In a new report, the North American Securities Administrators Association said examinations of investment advisers conducted in the first six months of last year show that 26% of advisers had deficiencies related to cybersecurity, up from 23% when NASAA conducted similar exams in 2017.
Adviser shortfalls include failing to test for vulnerability, not implementing procedures to secure or limit access to devices, allowing weak passwords and not having sufficient cybersecurity insurance.
The increase in cybersecurity holes indicates problems in preparation and practices, NASAA said. In 2017, the association released a cybersecurity checklist for investment advisers.
“Our coordinated examinations show that overall deficiencies in just about every category except cybersecurity have decreased since 2015,” Alex Glass, Indiana Securities Commissioner and chair of the NASAA Investment Adviser Section, said in a statement. “NASAA’s new model rule requires investment advisers to adopt policies and procedures regarding information security and to deliver its privacy policy annually to clients. This represents a significant step toward enhancing the cybersecurity and privacy practices of state-registered investment advisers.”

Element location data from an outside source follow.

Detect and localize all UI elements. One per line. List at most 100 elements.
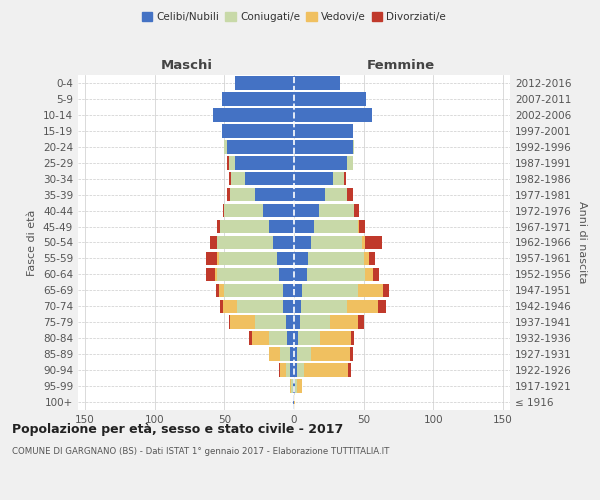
Bar <box>255 188 294 202</box>
Bar <box>215 268 217 281</box>
Bar <box>294 220 314 234</box>
Bar <box>294 284 302 297</box>
Bar <box>362 236 365 250</box>
Bar <box>298 332 320 345</box>
Bar <box>373 268 379 281</box>
Bar <box>308 252 364 265</box>
Bar <box>219 284 224 297</box>
Bar <box>224 140 227 153</box>
Bar <box>250 332 252 345</box>
Bar <box>320 332 351 345</box>
Bar <box>277 252 294 265</box>
Bar <box>230 188 255 202</box>
Bar <box>369 252 375 265</box>
Bar <box>290 348 294 361</box>
Bar <box>314 220 358 234</box>
Bar <box>297 348 311 361</box>
Bar <box>227 188 230 202</box>
Bar <box>231 172 245 186</box>
Bar <box>223 204 224 218</box>
Bar <box>293 380 294 393</box>
Bar <box>221 124 294 138</box>
Bar <box>311 348 350 361</box>
Bar <box>224 204 263 218</box>
Bar <box>359 220 365 234</box>
Bar <box>206 252 217 265</box>
Bar <box>377 300 386 313</box>
Bar <box>223 300 237 313</box>
Bar <box>358 316 364 329</box>
Bar <box>269 348 280 361</box>
Bar <box>294 364 297 377</box>
Bar <box>358 284 383 297</box>
Bar <box>219 252 277 265</box>
Bar <box>252 332 269 345</box>
Bar <box>206 268 215 281</box>
Bar <box>290 364 294 377</box>
Bar <box>294 395 295 409</box>
Bar <box>227 156 229 170</box>
Bar <box>294 204 319 218</box>
Bar <box>294 188 325 202</box>
Bar <box>213 108 294 122</box>
Bar <box>294 124 353 138</box>
Bar <box>229 172 231 186</box>
Bar <box>349 364 351 377</box>
Bar <box>293 395 294 409</box>
Bar <box>255 316 286 329</box>
Bar <box>311 236 362 250</box>
Bar <box>221 92 294 106</box>
Bar <box>280 348 290 361</box>
Bar <box>294 268 307 281</box>
Bar <box>350 348 353 361</box>
Bar <box>319 204 354 218</box>
Bar <box>230 316 255 329</box>
Bar <box>294 236 311 250</box>
Bar <box>278 364 280 377</box>
Bar <box>286 316 294 329</box>
Bar <box>294 92 367 106</box>
Bar <box>294 300 301 313</box>
Text: Popolazione per età, sesso e stato civile - 2017: Popolazione per età, sesso e stato civil… <box>12 422 343 436</box>
Bar <box>383 284 389 297</box>
Bar <box>354 204 359 218</box>
Bar <box>364 252 369 265</box>
Bar <box>278 268 294 281</box>
Bar <box>294 316 299 329</box>
Bar <box>347 300 377 313</box>
Bar <box>302 284 358 297</box>
Bar <box>235 156 294 170</box>
Bar <box>245 172 294 186</box>
Text: Maschi: Maschi <box>161 59 212 72</box>
Bar <box>353 140 354 153</box>
Legend: Celibi/Nubili, Coniugati/e, Vedovi/e, Divorziati/e: Celibi/Nubili, Coniugati/e, Vedovi/e, Di… <box>137 8 451 26</box>
Bar <box>269 220 294 234</box>
Bar <box>294 380 295 393</box>
Y-axis label: Anni di nascita: Anni di nascita <box>577 201 587 284</box>
Bar <box>290 380 291 393</box>
Bar <box>333 172 344 186</box>
Bar <box>237 300 283 313</box>
Bar <box>358 220 359 234</box>
Bar <box>224 284 283 297</box>
Bar <box>325 188 347 202</box>
Bar <box>294 252 308 265</box>
Bar <box>297 364 304 377</box>
Bar <box>294 140 353 153</box>
Bar <box>347 188 353 202</box>
Bar <box>217 220 220 234</box>
Bar <box>217 268 278 281</box>
Bar <box>299 316 330 329</box>
Bar <box>295 380 297 393</box>
Bar <box>297 380 302 393</box>
Bar <box>229 156 235 170</box>
Bar <box>280 364 286 377</box>
Bar <box>294 108 372 122</box>
Bar <box>365 268 373 281</box>
Bar <box>294 172 333 186</box>
Bar <box>220 220 269 234</box>
Bar <box>263 204 294 218</box>
Bar <box>294 332 298 345</box>
Bar <box>347 156 353 170</box>
Bar <box>235 76 294 90</box>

NASAA conducted 1,078 coordinated state examinations of state-registered advisers in 41 U.S. jurisdictions between January and June 2019.

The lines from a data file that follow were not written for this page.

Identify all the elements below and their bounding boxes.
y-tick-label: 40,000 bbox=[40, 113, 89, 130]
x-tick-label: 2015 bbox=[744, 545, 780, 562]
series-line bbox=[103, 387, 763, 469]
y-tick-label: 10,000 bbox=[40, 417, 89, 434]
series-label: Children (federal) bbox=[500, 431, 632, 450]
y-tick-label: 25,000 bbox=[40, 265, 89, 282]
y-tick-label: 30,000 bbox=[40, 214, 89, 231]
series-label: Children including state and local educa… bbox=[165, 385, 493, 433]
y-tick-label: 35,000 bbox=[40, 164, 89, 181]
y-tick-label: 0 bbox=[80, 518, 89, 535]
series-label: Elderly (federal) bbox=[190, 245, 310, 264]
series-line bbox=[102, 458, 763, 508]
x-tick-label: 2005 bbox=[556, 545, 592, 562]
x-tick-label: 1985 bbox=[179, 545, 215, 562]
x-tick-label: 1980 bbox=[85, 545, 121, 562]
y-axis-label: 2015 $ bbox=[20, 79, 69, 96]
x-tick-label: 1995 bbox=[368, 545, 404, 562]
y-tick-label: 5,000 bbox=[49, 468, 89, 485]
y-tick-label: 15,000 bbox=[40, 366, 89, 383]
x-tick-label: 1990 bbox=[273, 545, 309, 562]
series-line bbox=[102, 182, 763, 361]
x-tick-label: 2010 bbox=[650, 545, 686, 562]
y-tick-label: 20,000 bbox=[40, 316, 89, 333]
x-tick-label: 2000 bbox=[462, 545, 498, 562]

Problems with maintaining books and records was the biggest deficiency (59%) for state-registered advisers, followed by registration (49%), contracts (44%), cybersecurity (26%), and fee-related matters (21%). The NASAA report includes a list of best compliance practices and procedures.
State regulators provide oversight for investment advisers who have less than $100 million in in assets under management. The NASAA report shows there are 17,533 state-registered advisers. The states with the most advisers are California, Texas, Florida, New York and Illinois.
Among the advisers who manage assets included in the 2019 coordinated exams, 67% had AUM between $30 million and $100 million and 33% had AUM of less than $30 million.
Under the Dodd-Frank financial reform law, about 2,100 advisers with AUM between $30 million and $100 million switched from Securities and Exchange Commission oversight to state regulation in 2013. There are about 13,000 SEC-registered investment advisory firms, according to the Investment Adviser Association.
A typical state-level advisory firm employs one or two people and serves retail investors with portfolio management and financial planning, according to the NASAA report.
The fact that most state advisers are small businesses adds to the premium they should place on cybersecurity.
“Smaller companies are the low hanging fruit for cybercriminals, and when you consider that more than three-fourths of the nearly 18,000 state-registered investment advisers are one- to two-person shops, it is clear how important cybersecurity should be for these small businesses as well,” the NASAA report states.